Le cœur de leurs investigations est la thèse de doctorat d'Anja Tursch. Elle a répété l'expérience clé du naturaliste genevois Abraham Trembley (1710 à 1784) qui l'a conduit à découvrir le phénomène de régénération. Le polype d'Hydra est coupé en deux, ce qui incite la moitié supérieure à régénérer une nouvelle "tête" et la moitié inférieure un nouveau "pied" - des parties du corps totalement différentes peuvent donc se développer à partir du même tissu au niveau de la surface coupée au milieu. S'appuyant sur leurs travaux antérieurs sur la régénération de l'Hydre, les chercheurs du Centre d'études des organismes (COS) de l'université de Heidelberg ont maintenant montré comment cela est possible.

Quel que soit l'endroit où il se produit, tout dommage déclenche des signaux non spécifiques pour une réponse aux blessures, c'est-à-dire la cicatrisation, par le biais d'ions calcium et de la production d'espèces réactives de l'oxygène. Ces signaux sont transmis au niveau intracellulaire par trois protéines kinases activées par des agents mitogènes - p38, JNK et ERK. L'activation de ces trois molécules est nécessaire à la régénération de la tête et du pied. Les voies de signalisation Wnt, importantes au cours du développement embryonnaire pour la formation des organes rudimentaires et de l'axe du corps, sont ensuite activées. Les signaux génériques de la cicatrisation des plaies sont ainsi transformés en signaux spécifiques de la position, du modelage et de la différenciation cellulaire pour la régénération.

"Nos expériences montrent que la voie de signalisation Wnt est une composante principale de la réponse initialement générale à la blessure et, en fonction de la force du signal, oriente le tissu vers le développement de la tête ou du pied", explique le professeur Holstein.
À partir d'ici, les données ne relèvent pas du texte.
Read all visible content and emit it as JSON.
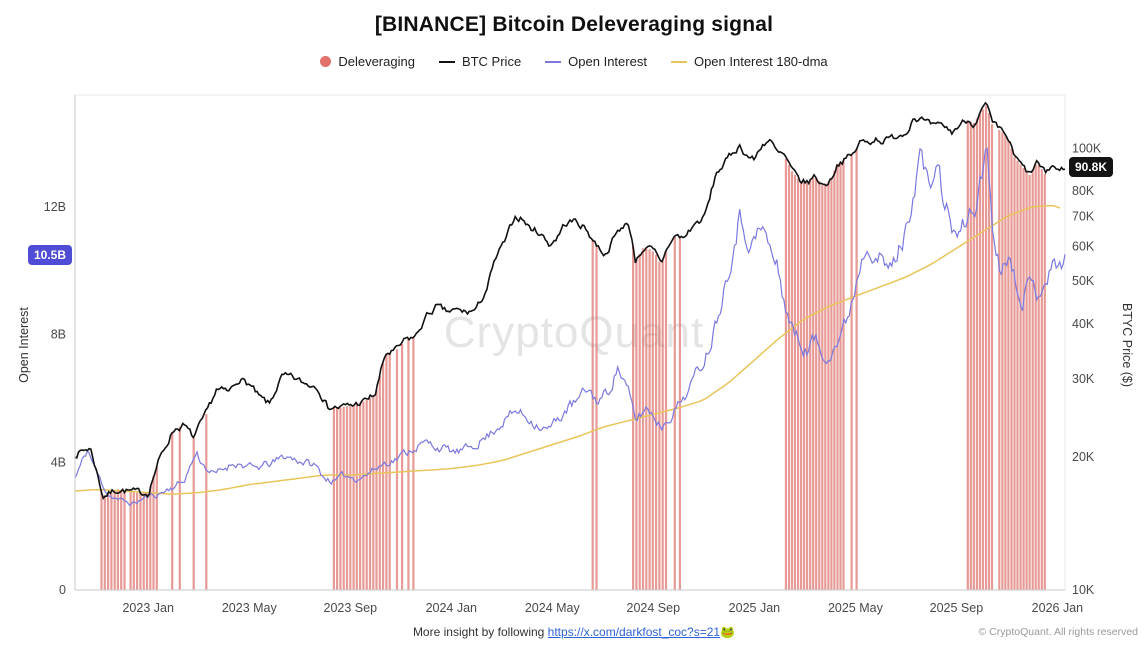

C'est pourquoi, en cas d'inhibition de la MAPK, la régénération, par ailleurs absente, peut être induite par des protéines Wnt recombinantes générées artificiellement. "Il était également surprenant de constater que dans les parties du corps moyen dont la tête et le pied ont été retirés, la tête peut être induite aux deux extrémités de cette manière", ajoute le Dr Suat Özbek, membre du groupe de recherche "Évolution moléculaire et génomique" du professeur Holstein au COS.

On savait déjà que la Wnt/β-caténine, un élément de la voie de signalisation Wnt, codait des informations positionnelles pour la formation de la nouvelle structure de la tête. En collaboration avec des mathématiciens dirigés par le professeur Anna Marciniak-Czochra, l'équipe de recherche du professeur Holstein et du professeur Özbek a mis au point un modèle qui montre comment les informations positionnelles de base dans le tissu transforment la réponse aux blessures initialement indifférenciée en un processus de modelage différentiel via la voie de signalisation Wnt. "Les MAPK et les Wnt étant hautement conservés au cours de l'évolution, ce mécanisme est probablement profondément ancré dans notre génome, ce qui est important pour les processus de régénération chez les vertébrés et les mammifères également", souligne Thomas Holstein.